Tanzania’s government also controls independent research and public access to independent statistical information using the 2015 Statistics Act, denying citizens alternative sources of independently verified information. While amendments to this law introduced in 2019 removed criminal liability for publishing non-official statistics, the authorities still maintain control on who can gather and disseminate statistical information and determine what is factual or false.

“We see a dangerous repressive trend escalating in Tanzania,” Roland Ebole said. “The authorities are denying citizens their right to information by administering only those “truths” sanctioned by the state.”

In 2018, the Commission on Science and Technology (COSTECH) told Twaweza, a Tanzania-based organization, that it was not permitted to publish its Sauti za Wananchi (or “Citizens Voices”) survey. The survey had indicated that Magufuli’s public approval rating had dropped significantly in 2018. In 2017, COSTECH and the Home Affairs Ministry prevented Human Rights Watch from holding a news conference on its report detailing abuses of Tanzanian migrant domestic workers in Oman and the United Arab Emirates.

In January 2019, parliament amended the Political Parties Act ushering in yet more wide-ranging restrictions on the rights to freedom of association and peaceful assembly. The amendments gave the Registrar of Political Parties the powers to deregister parties, demand information from political parties, and suspend party members. It also introduced a requirement for organizations and individuals to get approval before conducting civic education, inhibiting citizens’ rights to access information.

Magufuli, in July 2016, announced a blanket ban on political activities until 2020 in contravention of the country’s laws. The ban has been selectively applied against the opposition. Several opposition politicians have since been arrested and prosecuted on trumped-up charges.

In 2017, unidentified assailants shot an opposition member of parliament, Tundu Lissu, and in 2018, unidentified assailants killed two officials, Daniel John and Godfrey Luena, of the main opposition party, Chadema.

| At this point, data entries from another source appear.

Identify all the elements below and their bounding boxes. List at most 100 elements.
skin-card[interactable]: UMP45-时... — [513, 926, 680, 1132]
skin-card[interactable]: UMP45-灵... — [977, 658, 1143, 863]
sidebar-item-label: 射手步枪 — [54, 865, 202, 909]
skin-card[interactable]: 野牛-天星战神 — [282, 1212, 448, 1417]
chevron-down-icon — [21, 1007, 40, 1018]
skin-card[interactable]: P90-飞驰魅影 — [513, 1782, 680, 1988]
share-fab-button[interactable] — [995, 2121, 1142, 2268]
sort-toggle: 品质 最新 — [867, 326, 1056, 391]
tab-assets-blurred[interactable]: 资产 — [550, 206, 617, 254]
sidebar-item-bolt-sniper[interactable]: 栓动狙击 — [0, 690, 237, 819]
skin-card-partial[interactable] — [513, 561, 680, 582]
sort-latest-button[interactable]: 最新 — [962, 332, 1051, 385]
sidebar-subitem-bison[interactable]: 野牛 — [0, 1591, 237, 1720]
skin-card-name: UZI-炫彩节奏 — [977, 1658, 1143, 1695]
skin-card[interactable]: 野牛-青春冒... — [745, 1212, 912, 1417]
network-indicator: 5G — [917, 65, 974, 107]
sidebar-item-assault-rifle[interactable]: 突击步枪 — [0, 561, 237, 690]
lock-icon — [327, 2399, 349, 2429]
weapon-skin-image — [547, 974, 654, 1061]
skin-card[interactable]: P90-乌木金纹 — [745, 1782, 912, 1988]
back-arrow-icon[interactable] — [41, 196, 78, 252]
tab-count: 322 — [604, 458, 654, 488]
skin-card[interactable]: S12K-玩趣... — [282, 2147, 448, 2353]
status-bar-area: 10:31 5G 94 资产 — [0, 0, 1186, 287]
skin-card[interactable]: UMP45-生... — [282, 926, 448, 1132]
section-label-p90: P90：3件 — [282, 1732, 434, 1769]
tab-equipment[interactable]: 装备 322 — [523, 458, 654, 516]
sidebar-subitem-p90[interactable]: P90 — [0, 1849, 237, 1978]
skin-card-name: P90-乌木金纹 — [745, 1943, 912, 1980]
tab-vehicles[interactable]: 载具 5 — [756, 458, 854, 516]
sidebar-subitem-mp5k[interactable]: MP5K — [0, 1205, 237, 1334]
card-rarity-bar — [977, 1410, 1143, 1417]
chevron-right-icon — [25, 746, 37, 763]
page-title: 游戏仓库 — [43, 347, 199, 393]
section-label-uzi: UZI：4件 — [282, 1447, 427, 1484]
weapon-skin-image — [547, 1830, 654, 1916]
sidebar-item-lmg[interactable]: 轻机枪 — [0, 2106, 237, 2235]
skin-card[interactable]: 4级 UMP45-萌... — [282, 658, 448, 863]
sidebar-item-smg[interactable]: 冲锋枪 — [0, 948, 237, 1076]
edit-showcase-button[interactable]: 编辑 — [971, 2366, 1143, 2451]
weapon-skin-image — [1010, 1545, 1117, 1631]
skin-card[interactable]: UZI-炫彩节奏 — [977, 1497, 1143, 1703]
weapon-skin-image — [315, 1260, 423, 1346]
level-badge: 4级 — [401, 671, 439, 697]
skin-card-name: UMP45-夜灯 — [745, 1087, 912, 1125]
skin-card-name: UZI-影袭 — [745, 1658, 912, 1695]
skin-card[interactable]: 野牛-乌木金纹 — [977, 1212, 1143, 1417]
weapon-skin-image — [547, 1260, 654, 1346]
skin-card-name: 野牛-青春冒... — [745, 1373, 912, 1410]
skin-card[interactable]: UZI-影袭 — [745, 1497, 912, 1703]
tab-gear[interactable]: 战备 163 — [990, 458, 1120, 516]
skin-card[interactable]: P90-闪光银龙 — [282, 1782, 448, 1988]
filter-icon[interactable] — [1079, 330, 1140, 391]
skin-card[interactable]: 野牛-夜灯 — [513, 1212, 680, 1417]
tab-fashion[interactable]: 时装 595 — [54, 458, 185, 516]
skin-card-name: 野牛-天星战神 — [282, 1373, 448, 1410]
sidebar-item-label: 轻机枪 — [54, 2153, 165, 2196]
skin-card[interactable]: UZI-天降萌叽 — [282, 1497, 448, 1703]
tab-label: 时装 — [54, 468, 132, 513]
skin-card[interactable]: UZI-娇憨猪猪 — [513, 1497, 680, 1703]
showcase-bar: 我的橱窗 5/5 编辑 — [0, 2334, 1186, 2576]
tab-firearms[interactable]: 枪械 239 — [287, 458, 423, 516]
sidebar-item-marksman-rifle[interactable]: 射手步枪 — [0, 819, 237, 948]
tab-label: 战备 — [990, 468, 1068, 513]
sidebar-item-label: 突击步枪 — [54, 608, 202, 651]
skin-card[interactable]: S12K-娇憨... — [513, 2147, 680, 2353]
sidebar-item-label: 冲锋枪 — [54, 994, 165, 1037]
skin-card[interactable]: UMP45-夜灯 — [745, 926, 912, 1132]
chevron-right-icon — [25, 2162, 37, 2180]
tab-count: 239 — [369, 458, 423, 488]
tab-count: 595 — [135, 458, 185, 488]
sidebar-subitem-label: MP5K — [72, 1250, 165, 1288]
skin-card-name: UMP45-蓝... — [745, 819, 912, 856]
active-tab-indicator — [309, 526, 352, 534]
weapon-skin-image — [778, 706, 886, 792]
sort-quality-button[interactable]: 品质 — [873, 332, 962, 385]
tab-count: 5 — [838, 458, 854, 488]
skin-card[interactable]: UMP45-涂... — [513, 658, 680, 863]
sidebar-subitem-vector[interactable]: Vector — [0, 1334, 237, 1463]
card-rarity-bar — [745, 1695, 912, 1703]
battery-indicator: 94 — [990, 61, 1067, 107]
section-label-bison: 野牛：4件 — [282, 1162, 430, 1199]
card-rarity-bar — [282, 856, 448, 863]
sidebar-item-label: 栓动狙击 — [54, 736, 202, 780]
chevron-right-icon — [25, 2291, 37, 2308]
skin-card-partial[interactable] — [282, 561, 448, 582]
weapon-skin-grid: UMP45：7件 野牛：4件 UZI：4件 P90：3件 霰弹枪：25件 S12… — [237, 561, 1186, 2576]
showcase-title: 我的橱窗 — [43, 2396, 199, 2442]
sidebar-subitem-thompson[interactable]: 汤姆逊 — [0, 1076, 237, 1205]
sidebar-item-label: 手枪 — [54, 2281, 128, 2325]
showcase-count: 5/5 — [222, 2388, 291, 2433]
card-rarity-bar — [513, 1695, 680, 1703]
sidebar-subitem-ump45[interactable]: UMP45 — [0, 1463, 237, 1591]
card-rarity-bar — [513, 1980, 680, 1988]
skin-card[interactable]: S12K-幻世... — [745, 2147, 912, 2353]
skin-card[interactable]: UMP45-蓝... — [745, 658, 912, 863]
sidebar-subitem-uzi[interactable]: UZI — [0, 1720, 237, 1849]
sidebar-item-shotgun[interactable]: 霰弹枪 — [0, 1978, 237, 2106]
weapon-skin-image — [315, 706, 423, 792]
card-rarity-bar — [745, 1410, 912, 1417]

Although police said they are investigating these killings, no arrests have been made yet. 

The Tanzanian government must immediately and unconditionally drop all charges against journalists and politicians simply for exercising their rights to free expression and association, said Amnesty International and Human Rights Watch.

"The regressive policies and actions have stifled the media, sown fear among civil society, and restricted the playing field for political parties in the lead-up to elections,” Nyeko said. “With only a year to go, this government needs to reverse these patterns of abuse and demonstrate a genuine commitment to the rights to freedom of expression, association, and peaceful assembly as protected in the constitution and under human rights treaties to which Tanzania is a state party."